Fragile

Today I tried to change my bedroom furniture around so I can create a space for me to study. I noted how easily exhausted I got, getting out of breath just pushing and pulling a desk about the room. I then knew I had to take a break. I thought about how in times past I was much fitter. Now I have to be extra careful not to overdo it. I'm tired of taking it easy. I want to move again!

When I woke up today I was real tired and kind of achy and did not want to get out of bed. I woke up at 5 am and stayed in bed under the covers for about two hours just laying there, closing my eyes. Wanting to go back to sleep but knowing I couldn't. I already got myself back on a normal sleep schedule, I don't want to mess it up again. Staying up all night and sleeping all day got depressing fast.
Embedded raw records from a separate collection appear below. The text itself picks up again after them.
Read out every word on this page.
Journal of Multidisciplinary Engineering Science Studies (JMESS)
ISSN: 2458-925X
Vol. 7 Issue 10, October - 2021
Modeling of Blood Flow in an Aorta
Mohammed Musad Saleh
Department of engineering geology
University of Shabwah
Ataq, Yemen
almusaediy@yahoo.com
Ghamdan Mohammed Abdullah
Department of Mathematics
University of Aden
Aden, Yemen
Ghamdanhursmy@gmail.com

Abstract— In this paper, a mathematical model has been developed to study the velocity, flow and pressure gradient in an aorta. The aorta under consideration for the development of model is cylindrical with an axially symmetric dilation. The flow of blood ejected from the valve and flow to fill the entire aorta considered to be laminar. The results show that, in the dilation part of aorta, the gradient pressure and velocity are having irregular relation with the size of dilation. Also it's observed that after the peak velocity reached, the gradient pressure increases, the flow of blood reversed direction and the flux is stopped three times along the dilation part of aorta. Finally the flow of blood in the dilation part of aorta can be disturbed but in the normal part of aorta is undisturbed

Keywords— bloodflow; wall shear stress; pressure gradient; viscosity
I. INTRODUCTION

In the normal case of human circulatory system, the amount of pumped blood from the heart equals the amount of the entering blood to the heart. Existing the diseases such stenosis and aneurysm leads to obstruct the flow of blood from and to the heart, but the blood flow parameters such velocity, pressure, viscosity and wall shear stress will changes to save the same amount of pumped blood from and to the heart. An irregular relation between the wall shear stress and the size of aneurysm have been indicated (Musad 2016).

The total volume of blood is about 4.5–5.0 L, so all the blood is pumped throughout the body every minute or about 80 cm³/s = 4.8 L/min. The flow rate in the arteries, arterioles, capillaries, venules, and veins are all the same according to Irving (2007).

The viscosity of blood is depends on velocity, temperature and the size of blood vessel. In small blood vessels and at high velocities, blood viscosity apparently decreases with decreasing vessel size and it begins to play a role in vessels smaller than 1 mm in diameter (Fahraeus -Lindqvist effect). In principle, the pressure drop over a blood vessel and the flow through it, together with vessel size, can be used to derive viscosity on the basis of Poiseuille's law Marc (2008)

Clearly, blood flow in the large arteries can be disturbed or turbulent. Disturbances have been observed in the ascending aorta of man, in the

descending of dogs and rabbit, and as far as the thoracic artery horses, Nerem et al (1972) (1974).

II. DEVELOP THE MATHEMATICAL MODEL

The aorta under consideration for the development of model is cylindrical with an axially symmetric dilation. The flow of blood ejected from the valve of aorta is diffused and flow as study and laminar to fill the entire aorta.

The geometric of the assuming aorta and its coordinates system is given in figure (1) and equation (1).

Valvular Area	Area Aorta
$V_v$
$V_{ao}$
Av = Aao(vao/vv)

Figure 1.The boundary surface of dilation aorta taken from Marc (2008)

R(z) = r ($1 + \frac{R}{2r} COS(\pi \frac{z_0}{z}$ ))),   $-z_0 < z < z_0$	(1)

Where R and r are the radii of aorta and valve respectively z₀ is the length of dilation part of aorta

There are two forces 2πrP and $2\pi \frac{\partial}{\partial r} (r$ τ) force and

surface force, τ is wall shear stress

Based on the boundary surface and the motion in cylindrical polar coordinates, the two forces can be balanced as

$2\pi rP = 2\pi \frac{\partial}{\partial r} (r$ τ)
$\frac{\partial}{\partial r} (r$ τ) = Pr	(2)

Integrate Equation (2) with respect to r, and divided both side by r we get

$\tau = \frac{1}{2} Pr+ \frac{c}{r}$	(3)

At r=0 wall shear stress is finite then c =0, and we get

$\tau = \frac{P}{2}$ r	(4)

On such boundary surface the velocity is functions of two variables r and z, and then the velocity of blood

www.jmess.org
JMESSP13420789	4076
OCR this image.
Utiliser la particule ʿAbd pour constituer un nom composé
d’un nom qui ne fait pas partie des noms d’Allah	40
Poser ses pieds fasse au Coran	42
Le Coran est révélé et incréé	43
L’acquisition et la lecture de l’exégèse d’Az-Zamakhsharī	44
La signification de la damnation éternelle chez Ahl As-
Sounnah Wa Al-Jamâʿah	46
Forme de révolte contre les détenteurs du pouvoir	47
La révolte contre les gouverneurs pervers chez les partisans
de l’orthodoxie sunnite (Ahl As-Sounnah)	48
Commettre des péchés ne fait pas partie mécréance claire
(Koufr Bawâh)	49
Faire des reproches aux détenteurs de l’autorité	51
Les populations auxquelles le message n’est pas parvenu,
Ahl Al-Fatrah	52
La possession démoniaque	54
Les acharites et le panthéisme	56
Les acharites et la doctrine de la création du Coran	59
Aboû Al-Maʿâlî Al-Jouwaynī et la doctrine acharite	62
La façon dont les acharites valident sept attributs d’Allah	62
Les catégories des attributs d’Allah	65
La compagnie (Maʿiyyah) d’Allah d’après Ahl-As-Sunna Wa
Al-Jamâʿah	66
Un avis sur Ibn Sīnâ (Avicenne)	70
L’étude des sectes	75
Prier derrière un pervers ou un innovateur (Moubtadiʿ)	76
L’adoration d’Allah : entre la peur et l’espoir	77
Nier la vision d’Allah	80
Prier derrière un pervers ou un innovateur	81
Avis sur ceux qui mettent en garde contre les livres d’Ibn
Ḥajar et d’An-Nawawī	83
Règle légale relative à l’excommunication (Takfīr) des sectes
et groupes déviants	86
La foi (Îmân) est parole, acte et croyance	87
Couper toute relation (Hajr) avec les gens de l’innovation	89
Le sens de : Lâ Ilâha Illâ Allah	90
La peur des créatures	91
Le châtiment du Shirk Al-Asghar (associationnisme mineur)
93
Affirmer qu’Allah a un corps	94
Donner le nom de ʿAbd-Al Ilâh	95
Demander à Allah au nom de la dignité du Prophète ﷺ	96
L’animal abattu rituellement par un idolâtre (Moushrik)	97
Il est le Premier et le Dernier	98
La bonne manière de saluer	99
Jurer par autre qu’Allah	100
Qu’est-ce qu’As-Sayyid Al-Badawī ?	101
Even though I can't go outside when the sun is up, it is still nice to be awake when everyone else is. I know one day I will be able to walk outside again and enjoy the sun. I know it. I will see to it.

So while I may be fragile now, I have hopes that in time I will be healed and be able to enjoy life to its fullest once again. Until then, I will exercise my faith and keep fueling my body with super nutrition. Today I had about 22 oz. of spinach, banana, kale, and apple smoothie. I need to make me something to eat again pretty soon. I am thinking avocado dip with lots of baby carrots and clementines. I really need to think of other savory vegetables I can eat throughout the week--fruits get too sweet too soon.

Anyways, after scooting furniture around for an hour, I am back in bed taking a rest. I hate how lazy that sounds, but with what I'm dealing with right now, I have no other choice.